THE impact of the oil slump grows wider - oil prices are now so low that shipping companies on the Europe-Asia route are finding it more economical to circumnavigate the southern tip of Africa, than pay the hundreds of thousands of dollars in transit fees through the much shorter Suez Canal.
Essentially, it makes more business sense to sail the longer distance – even though the Suez Canal shortens the Europe Asia trade route by at least 9,000 km – and burn more fuel by increasing speeds.
With oil touching $30 a barrel, a recent analysis by SeaIntel, a maritime monitoring group suggests that if shippers can accept an extra week of transit time by sailing south of Africa, it would save them an average of $17.7 million a year per vessel, in transit fees.
According to the analysts the Suez Canal would need to reduce fees by around 50% - and the Panama Canal which similarly affected by 30% - for crossing to be commercially viable for long-haul ships.
That’s bad news for Egypt, which spent $8 billion on expanding the Suez Canal, opened with much fanfare last year. The expansion, accomplished in a record one year, was intended to reduce waiting times from 18 hours to 11 hours. Authorities said they expected canal revenues to more than double from the annual $5.5 billion in 2014 to $13 billion by 2023.
But all this is now looking dicey. The expansion itself was criticised by some as lacking in fundamental business sense, and driven more by President Abdel Fatah al-Sisi’s need to project nationalist prestige.
Prior to the expansion, gridlock along the canal had actually lessened in recent years: The number of ships using the Suez is 20% lower than before 2008, says this article by Business Insider.
For one week in January, global markets were spooked when it was reported that for “the first time in known history”, not one cargo ship was in-transit in the North Atlantic between Europe and North America. The inference was instant: that trade between the world’s two advanced economic regions is at best flagging, and at worst, non-existent.
Similarly, a key shipping index has all but collapsed: The Baltic Dry Index measures the cost of moving major raw materials, such as metals, coal, iron ore and grain by major sea routes on four types of carriers, graded by capacity.
Published daily since 1985, in August it begun its precipitous decline after Chinese economic data spooked world markets. It has been plummeting: in May 2008 it reached its highest ever level at 11,793 points, on January 13, 2016 it came in at a record low of 394 points, a near-97% drop.
Even without the oil price woes, traffic would have had to increase 9% for the Suez canal expansion to deliver on its economic benefits. So far, receipts have actually dipped from $462 million in August 2015 to $449 million in October 2015, reflecting the chill in the global economy, influenced by the slowdown in China and weak commodity and oil prices.
There might be a bump in shipping volumes in the next few years, as oil and gas deposits discovered in Tanzania, Mozambique, Kenya and Uganda move into commercialisation.
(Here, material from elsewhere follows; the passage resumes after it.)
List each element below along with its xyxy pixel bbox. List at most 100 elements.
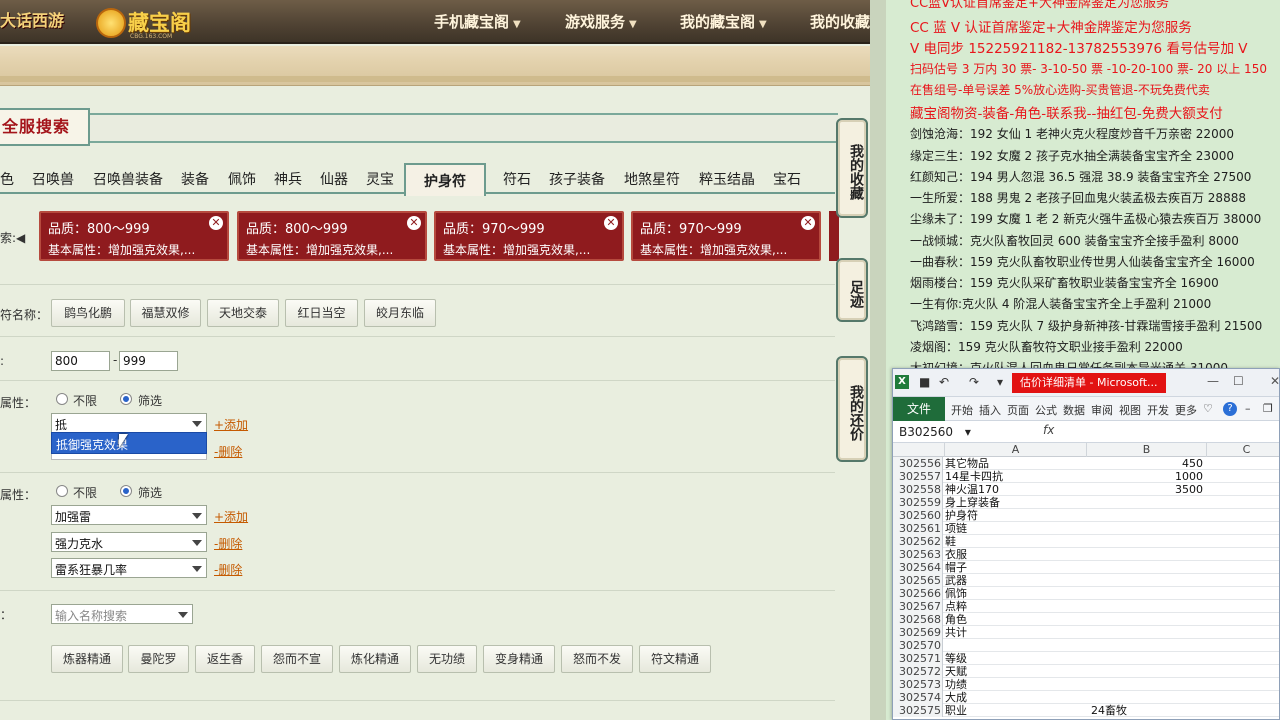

But with oil prices scraping the bottom of the barrel, for now it’s wait and see.
The low oil prices are also influencing a change in strategy of pirates in the Gulf of Guinea. Until last year, pirates off the West African coast were known for hijacking oil tankers and siphoning off the crude oil, to be refined later at informal, artisanal refineries on shore, and sold back into the local black market.
Moving into kidnappings
But since January, there has been a notable uptick in the number of incidents of kidnapping incidents, suggesting that pirates are giving up on oil cargo theft and instead started kidnapping crew members for ransom, UK-owned risk management solutions provider Protection Group International (PGI) said.
The group said that in January there were four recorded attacks on vessels in the area involving kidnapping, a significant increase compared to one per month from October to December 2015.
There were also no reports of major oil cargo thefts since October 2015, which underscores the long-term decline in hijackings in the Gulf of Guinea over the past 18 months.
The Nigerian government’s crackdown on illicit refineries in the region has contributed to the decline in theft, which has made it more difficult to process and sell stolen oil. According to security officials, the Nigeria Security and Civil Defence Corps destroyed some 106 illegal refineries in the Niger Delta in 2015.
Improved navy patrols and surveillance in the Niger Delta have also made it more difficult for criminal gangs to store and transport stolen crude, prompting many criminals to operate further out to sea – and to resort to kidnappings for ransom instead.